Results and discussion

Effect levelsopen allclose all
Key result
Sex:
male/female
Dose descriptor:
LD50
Effect level:
> 2 000 mg/kg bw
Based on:
test mat.
Sex:
male/female
Dose descriptor:
LD50
Effect level:
> 1 814 mg/kg bw
Based on:
act. ingr.
Mortality:
No mortality occurred during the study period.
Clinical signs:
No clinical signs of ill health or behavioural changes were observed during the study period.
Body weight:
Normal body weight gain was noted in all females over the first week of the study and in all males over the whole study period. However, slightly reduced body weight gain was noted in all females over the second week of the study period compared to Week 1.
Gross pathology:
Macroscopic post mortem examination of the animals at termination did not reveal any significant abnormalities. Renal pelvic dilation, observed in 1/10 treated animals, is a common finding in animals of this age and strain and therefore considered of no toxicological significance.

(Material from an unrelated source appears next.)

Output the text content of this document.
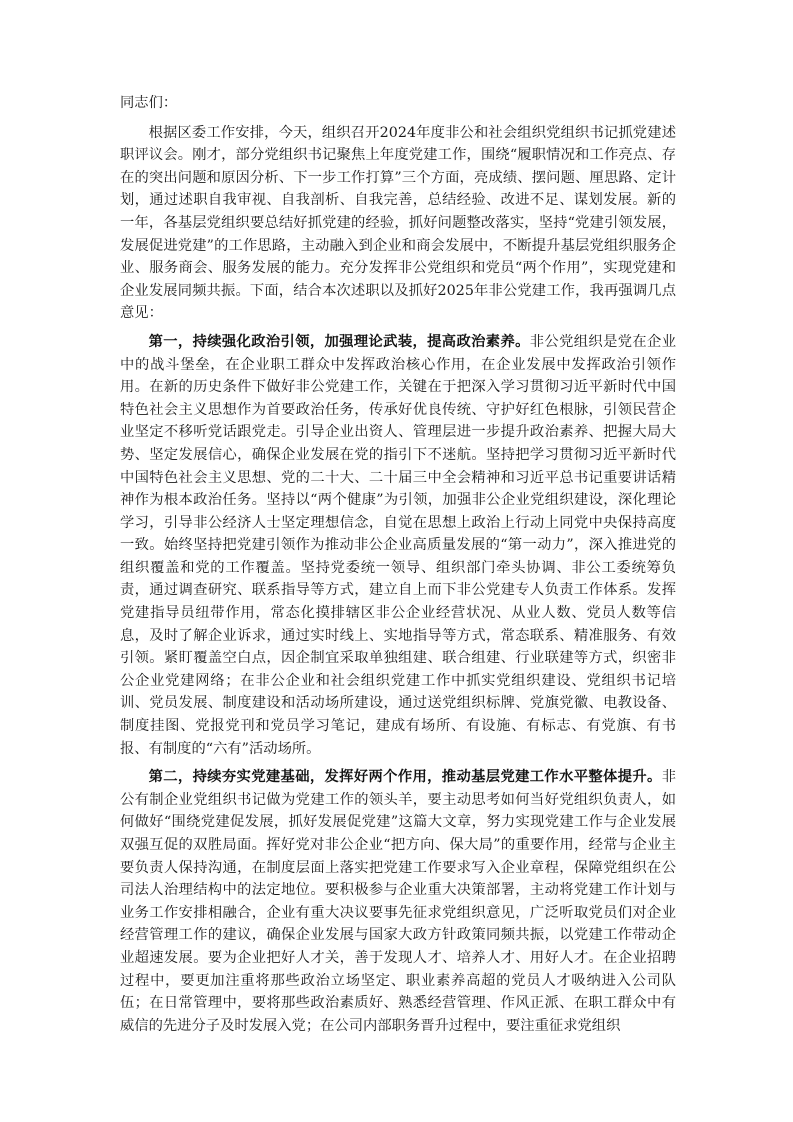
同志们：

根据区委工作安排，今天，组织召开2024年度非公和社会组织党组织书记抓党建述职评议会。刚才，部分党组织书记聚焦上年度党建工作，围绕“履职情况和工作亮点、存在的突出问题和原因分析、下一步工作打算”三个方面，亮成绩、摆问题、厘思路、定计划，通过述职自我审视、自我剖析、自我完善，总结经验、改进不足、谋划发展。新的一年，各基层党组织要总结好抓党建的经验，抓好问题整改落实，坚持“党建引领发展，发展促进党建”的工作思路，主动融入到企业和商会发展中，不断提升基层党组织服务企业、服务商会、服务发展的能力。充分发挥非公党组织和党员“两个作用”，实现党建和企业发展同频共振。下面，结合本次述职以及抓好2025年非公党建工作，我再强调几点意见：

第一，持续强化政治引领，加强理论武装，提高政治素养。非公党组织是党在企业中的战斗堡垒，在企业职工群众中发挥政治核心作用，在企业发展中发挥政治引领作用。在新的历史条件下做好非公党建工作，关键在于把深入学习贯彻习近平新时代中国特色社会主义思想作为首要政治任务，传承好优良传统、守护好红色根脉，引领民营企业坚定不移听党话跟党走。引导企业出资人、管理层进一步提升政治素养、把握大局大势、坚定发展信心，确保企业发展在党的指引下不迷航。坚持把学习贯彻习近平新时代中国特色社会主义思想、党的二十大、二十届三中全会精神和习近平总书记重要讲话精神作为根本政治任务。坚持以“两个健康”为引领，加强非公企业党组织建设，深化理论学习，引导非公经济人士坚定理想信念，自觉在思想上政治上行动上同党中央保持高度一致。始终坚持把党建引领作为推动非公企业高质量发展的“第一动力”，深入推进党的组织覆盖和党的工作覆盖。坚持党委统一领导、组织部门牵头协调、非公工委统筹负责，通过调查研究、联系指导等方式，建立自上而下非公党建专人负责工作体系。发挥党建指导员纽带作用，常态化摸排辖区非公企业经营状况、从业人数、党员人数等信息，及时了解企业诉求，通过实时线上、实地指导等方式，常态联系、精准服务、有效引领。紧盯覆盖空白点，因企制宜采取单独组建、联合组建、行业联建等方式，织密非公企业党建网络；在非公企业和社会组织党建工作中抓实党组织建设、党组织书记培训、党员发展、制度建设和活动场所建设，通过送党组织标牌、党旗党徽、电教设备、制度挂图、党报党刊和党员学习笔记，建成有场所、有设施、有标志、有党旗、有书报、有制度的“六有”活动场所。

第二，持续夯实党建基础，发挥好两个作用，推动基层党建工作水平整体提升。非公有制企业党组织书记做为党建工作的领头羊，要主动思考如何当好党组织负责人，如何做好“围绕党建促发展，抓好发展促党建”这篇大文章，努力实现党建工作与企业发展双强互促的双胜局面。挥好党对非公企业“把方向、保大局”的重要作用，经常与企业主要负责人保持沟通，在制度层面上落实把党建工作要求写入企业章程，保障党组织在公司法人治理结构中的法定地位。要积极参与企业重大决策部署，主动将党建工作计划与业务工作安排相融合，企业有重大决议要事先征求党组织意见，广泛听取党员们对企业经营管理工作的建议，确保企业发展与国家大政方针政策同频共振，以党建工作带动企业超速发展。要为企业把好人才关，善于发现人才、培养人才、用好人才。在企业招聘过程中，要更加注重将那些政治立场坚定、职业素养高超的党员人才吸纳进入公司队伍；在日常管理中，要将那些政治素质好、熟悉经营管理、作风正派、在职工群众中有威信的先进分子及时发展入党；在公司内部职务晋升过程中，要注重征求党组织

Applicant's summary and conclusion

Interpretation of results:
GHS criteria not met
Conclusions:
The oral LD50 of the test substance was found to be >2000 mg/kg bw (i.e. ca. >1814 mg a.i./kg bw) in rats.
Executive summary:

A study was conducted to assess the acute oral toxicity of the test substance (of 90.7 % purity) in Wistar rats according to OECD Guideline 401 and EU Method B.1 in compliance with GLP. A group of 5 female and 5 male rats received a single oral (gavage) dose of 2000 mg/kg bw of test substance. Parameters assessed included mortality, clinical observations, body weight and necropsy findings in all animals over a 15 d observation period. No mortality and no clinical signs were observed and no significant macroscopic abnormalities were seen at necropsy except renal pelvic dilation, observed in a single male, which is a common finding in animals of this age and strain and was therefore considered to be of no toxicological significance. Further, normal body weight gain was noted in all females over the first week. However, slightly reduced body weight gain was observed among females over Week 2 compared to Week 1. Taking the above findings into account, the oral LD50 of the test substance was >2000 mg/kg bw (i.e. ca. >1814 mg a.i./kg bw) in rats.